Student: Is there a perfect time to break from the sweetness of teacher? Won’t this be known and happen naturally, just like the end of a one-on-one practice interview, or dokusan, when the bubbling energy has settled and it’s time to get up and walk out the door?

Michael: It can look that way. As I’ve seen it, it’s totally unique to each relationship. Sometimes it can be filled with pain or even anger.

Student: Anger? Really? Because we realize that we’ll never awaken?

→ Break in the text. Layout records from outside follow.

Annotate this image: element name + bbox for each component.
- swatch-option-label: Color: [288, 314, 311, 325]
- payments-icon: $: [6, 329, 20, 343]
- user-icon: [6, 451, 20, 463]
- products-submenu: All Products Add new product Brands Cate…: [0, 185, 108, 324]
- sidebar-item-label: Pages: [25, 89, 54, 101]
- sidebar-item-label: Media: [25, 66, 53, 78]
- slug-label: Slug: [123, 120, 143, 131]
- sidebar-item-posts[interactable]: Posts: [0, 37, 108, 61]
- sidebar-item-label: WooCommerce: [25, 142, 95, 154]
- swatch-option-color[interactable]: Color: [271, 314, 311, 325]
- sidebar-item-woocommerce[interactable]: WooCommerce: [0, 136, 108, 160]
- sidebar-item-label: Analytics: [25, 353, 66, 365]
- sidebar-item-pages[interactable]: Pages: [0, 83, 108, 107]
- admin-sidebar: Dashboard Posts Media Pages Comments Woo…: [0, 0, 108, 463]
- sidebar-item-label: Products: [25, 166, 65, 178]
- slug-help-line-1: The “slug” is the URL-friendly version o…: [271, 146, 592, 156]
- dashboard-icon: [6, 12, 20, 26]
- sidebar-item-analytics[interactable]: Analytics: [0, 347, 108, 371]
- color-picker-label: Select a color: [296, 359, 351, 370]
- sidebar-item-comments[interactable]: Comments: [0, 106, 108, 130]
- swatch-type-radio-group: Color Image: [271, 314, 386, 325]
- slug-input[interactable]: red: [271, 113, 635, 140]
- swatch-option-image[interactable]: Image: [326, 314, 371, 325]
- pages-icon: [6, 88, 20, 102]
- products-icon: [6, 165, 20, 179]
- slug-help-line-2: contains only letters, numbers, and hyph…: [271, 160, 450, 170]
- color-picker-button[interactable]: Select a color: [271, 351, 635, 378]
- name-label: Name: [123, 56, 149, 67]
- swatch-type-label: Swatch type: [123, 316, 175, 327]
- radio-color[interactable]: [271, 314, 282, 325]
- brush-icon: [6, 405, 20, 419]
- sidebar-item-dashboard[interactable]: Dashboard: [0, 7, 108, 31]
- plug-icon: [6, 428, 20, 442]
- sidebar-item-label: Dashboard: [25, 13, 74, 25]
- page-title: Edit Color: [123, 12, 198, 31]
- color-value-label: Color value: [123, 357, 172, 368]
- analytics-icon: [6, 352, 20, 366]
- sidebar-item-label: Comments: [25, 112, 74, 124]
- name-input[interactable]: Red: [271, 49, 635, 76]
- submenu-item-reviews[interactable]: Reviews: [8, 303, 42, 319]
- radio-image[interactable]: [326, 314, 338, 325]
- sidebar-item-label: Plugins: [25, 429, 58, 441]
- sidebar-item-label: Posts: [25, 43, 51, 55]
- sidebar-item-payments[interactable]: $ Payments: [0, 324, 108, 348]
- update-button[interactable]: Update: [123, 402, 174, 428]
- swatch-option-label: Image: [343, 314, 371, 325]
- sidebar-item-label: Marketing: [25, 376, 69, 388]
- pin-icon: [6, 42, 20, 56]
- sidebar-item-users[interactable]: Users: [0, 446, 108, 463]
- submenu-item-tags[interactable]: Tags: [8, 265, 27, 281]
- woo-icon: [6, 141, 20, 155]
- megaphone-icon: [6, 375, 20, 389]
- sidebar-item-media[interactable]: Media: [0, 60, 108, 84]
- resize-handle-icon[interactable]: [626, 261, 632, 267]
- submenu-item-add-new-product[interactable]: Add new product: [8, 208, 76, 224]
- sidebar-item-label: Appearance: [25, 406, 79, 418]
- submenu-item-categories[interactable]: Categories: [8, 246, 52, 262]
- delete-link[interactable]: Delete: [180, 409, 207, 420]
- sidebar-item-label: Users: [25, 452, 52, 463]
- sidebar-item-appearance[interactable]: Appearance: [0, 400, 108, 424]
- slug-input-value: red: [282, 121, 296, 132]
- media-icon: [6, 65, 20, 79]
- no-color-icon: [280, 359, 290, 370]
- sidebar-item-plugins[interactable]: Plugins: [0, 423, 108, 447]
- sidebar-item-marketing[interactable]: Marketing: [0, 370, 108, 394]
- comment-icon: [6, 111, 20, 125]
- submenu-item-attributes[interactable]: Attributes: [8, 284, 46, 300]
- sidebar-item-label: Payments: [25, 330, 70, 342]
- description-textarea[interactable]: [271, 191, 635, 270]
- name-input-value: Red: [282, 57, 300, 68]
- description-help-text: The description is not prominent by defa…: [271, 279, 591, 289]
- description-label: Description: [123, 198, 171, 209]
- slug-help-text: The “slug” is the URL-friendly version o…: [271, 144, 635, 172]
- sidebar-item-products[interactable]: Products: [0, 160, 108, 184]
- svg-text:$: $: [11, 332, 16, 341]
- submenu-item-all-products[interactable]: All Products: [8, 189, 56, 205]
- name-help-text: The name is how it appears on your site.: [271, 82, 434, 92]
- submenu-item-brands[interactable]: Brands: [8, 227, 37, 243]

Michael: No. We’ll all awaken eventually. The trick is to do so before we die. But seriously, seeing through any kind of attraction to its end can be difficult. It’s easy to equate it to what romantic break-ups can be like, even though the teacher-student relationship doesn’t fall into that category. There is trust and a special kind of intimacy that develops. Once the student evolves past the attraction to all of their projections of sacredness that they’ve put on the teacher, the break-up usually ensues. Sometimes this split is a thing of beauty, sometimes it’s not.

Student: How is there a seeing through the attraction for the Sacred? I’m not sure how that would look. Does the seeing through having anything to do with thinking there is something outside to bring inside?

Michael: The sacred always shows itself through the lens that we, ourselves, grind. As we grow spiritually, so does our clarity. This clarity allows for us to see our teachers as reflections of our deepest longings. Not that we necessarily want to be just like them, but that we’ve allowed our trust in them to point us towards a truth that we know exists within us. As this process comes to a fruition, and the refinements allow for a kind of finishing to occur, we see the sacred interiority of ourselves as not separate from our teacher. This inclusivity simply points us in a new direction; usually away from the teacher.

Student: This goes for me, too, obviously.

Michael: Let’s hope. There is no greater reward for me than to watch you guys grow past me. It’s like a parent dropping their kids off at college and watching them graduate all at once, I assume. For the record, I’m not sure what our break will look like, but I’m also not anticipating that when it comes it’ll be anything other than perfect… kinda’ like seeing through anything that is sacred.

Student: If there’s any sadness in relation to this, is that an indicator that something is not being seen clearly?

Michael: Is there sadness moving from 3rd to 4th grade? College to work? Any graduation is a rebirth where we bring along what we’ve gone past. It’s just that in this process of maturation, of evolution, we use muscles that we aren’t used to using. Sadness? Who knows? Maybe. Excitement and wonder? Yeah, probably. And yes, it’s a homecoming: the deepest kind. It’s an authentic return to an opening to the teacher-as-Self. In a paradoxical spiritual twist, however, there’s no return at all since we’ve never technically left what the teacher has been pointing out all along. In this way the teacher has both always been there and never been there. The teacher and the student have always been “just this.”